Chris has contributed to two NASA missions that have sent rovers to Mars. On the first, Chris provided analytical expertise for analyzing data returned from the Curiosity Rover’s alpha-particle X-ray Spectrometer (APXS). For the latter, Chris lent support to the integration and testing phase of the Planetary Instrument for X-ray Lithochemistry (PIXL) as a subject matter expert. Chris is also a co-developer of the PIQUANT XRF Quantification software used by the PIXL team to analyze data returned from Mars and the Earth-bound flight equivalent instruments.
Chris’ scientific research focuses on developing analytical techniques and methods that improve the accuracy of using X-ray fluorescence spectroscopy to analyze the composition materials. Chris also conducts research toward developing XRF instrumentation that might be utilized on future in situ planetary exploration missions.
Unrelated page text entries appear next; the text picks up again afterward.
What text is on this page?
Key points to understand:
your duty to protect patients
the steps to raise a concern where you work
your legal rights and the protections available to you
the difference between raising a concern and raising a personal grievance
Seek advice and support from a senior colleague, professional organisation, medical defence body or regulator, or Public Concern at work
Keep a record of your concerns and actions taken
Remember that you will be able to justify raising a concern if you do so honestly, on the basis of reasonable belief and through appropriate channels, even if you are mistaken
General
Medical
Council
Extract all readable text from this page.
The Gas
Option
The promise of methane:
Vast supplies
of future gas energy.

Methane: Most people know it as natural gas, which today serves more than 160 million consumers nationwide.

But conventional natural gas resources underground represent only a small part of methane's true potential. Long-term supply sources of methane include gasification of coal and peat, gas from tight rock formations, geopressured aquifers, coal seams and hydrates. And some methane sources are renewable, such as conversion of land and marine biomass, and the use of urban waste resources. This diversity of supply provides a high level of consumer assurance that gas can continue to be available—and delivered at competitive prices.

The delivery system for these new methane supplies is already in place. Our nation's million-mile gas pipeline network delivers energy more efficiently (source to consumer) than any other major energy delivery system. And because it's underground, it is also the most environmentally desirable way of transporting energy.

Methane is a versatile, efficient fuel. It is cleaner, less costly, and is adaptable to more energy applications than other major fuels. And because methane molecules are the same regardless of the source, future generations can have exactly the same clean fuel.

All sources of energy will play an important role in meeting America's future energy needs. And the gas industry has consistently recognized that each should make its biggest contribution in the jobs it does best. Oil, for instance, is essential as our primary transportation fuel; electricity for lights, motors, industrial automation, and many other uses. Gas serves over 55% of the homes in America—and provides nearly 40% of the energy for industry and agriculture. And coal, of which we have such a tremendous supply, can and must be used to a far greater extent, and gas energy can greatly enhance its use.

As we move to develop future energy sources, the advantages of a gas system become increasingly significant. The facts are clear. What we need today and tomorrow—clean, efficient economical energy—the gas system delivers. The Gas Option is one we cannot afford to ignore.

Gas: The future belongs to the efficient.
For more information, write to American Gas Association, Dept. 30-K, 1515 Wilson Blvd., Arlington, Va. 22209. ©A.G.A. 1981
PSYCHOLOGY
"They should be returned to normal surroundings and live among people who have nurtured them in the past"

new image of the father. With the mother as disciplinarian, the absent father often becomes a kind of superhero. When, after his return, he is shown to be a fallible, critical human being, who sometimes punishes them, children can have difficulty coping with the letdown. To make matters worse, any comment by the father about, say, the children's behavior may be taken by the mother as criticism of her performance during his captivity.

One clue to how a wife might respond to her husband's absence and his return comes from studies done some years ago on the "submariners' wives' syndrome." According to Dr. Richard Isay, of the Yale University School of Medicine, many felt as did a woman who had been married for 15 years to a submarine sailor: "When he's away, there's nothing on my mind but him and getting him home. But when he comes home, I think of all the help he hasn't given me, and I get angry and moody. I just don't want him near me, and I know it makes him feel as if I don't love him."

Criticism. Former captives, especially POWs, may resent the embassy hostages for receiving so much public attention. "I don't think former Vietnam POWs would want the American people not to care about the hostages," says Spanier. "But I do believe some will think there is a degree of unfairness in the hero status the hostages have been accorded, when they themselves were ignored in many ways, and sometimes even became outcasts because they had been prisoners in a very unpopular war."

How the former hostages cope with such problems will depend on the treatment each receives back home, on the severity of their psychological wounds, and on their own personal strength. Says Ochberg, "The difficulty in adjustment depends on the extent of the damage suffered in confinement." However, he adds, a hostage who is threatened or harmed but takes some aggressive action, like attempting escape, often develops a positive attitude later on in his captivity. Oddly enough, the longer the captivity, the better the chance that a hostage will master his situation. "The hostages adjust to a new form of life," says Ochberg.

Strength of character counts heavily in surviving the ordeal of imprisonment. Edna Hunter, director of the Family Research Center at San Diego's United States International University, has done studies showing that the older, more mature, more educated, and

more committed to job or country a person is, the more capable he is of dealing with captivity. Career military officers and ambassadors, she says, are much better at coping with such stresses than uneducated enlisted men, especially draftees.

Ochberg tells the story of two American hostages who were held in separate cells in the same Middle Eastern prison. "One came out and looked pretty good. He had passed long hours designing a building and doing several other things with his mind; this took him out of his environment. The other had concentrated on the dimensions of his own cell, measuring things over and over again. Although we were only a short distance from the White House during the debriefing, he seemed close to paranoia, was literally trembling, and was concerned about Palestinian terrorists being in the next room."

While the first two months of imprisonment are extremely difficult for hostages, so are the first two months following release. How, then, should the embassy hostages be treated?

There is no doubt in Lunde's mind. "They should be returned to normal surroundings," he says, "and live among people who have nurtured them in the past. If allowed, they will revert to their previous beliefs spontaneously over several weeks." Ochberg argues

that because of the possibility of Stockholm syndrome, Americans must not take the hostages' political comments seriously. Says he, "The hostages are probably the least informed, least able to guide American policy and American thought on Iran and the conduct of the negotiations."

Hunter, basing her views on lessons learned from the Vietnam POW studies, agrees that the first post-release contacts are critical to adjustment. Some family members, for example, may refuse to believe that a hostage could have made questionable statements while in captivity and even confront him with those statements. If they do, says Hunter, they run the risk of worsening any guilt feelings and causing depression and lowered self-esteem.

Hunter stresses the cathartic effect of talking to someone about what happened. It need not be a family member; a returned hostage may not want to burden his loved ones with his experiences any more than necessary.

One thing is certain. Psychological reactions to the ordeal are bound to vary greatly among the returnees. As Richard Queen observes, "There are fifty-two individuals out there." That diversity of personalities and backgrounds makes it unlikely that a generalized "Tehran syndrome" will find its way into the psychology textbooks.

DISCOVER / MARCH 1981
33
On a recent project Chris assessed the feasibility of using pyroelectric X-ray sources as an alternative to radioactive and electrically-driven tube X-ray sources.
Chris serves as an academic reviewer for articles written within the field of X-ray spectroscopy from journals: Icarus, the Journal of Synchrotron Radiation, Advances in X-ray Analysis, Nuclear Instruments and Methods A and B and X-ray Spectrometry.
In the wake of the Perseverance Rover landing, Chris has participated in multiple interviews and has delivered several public talks to share his experience on the Mars 2020 mission.
Chris also lends his expertise in radiation and radiation detection as a reviewer for NASA proposals for technology and instrument development.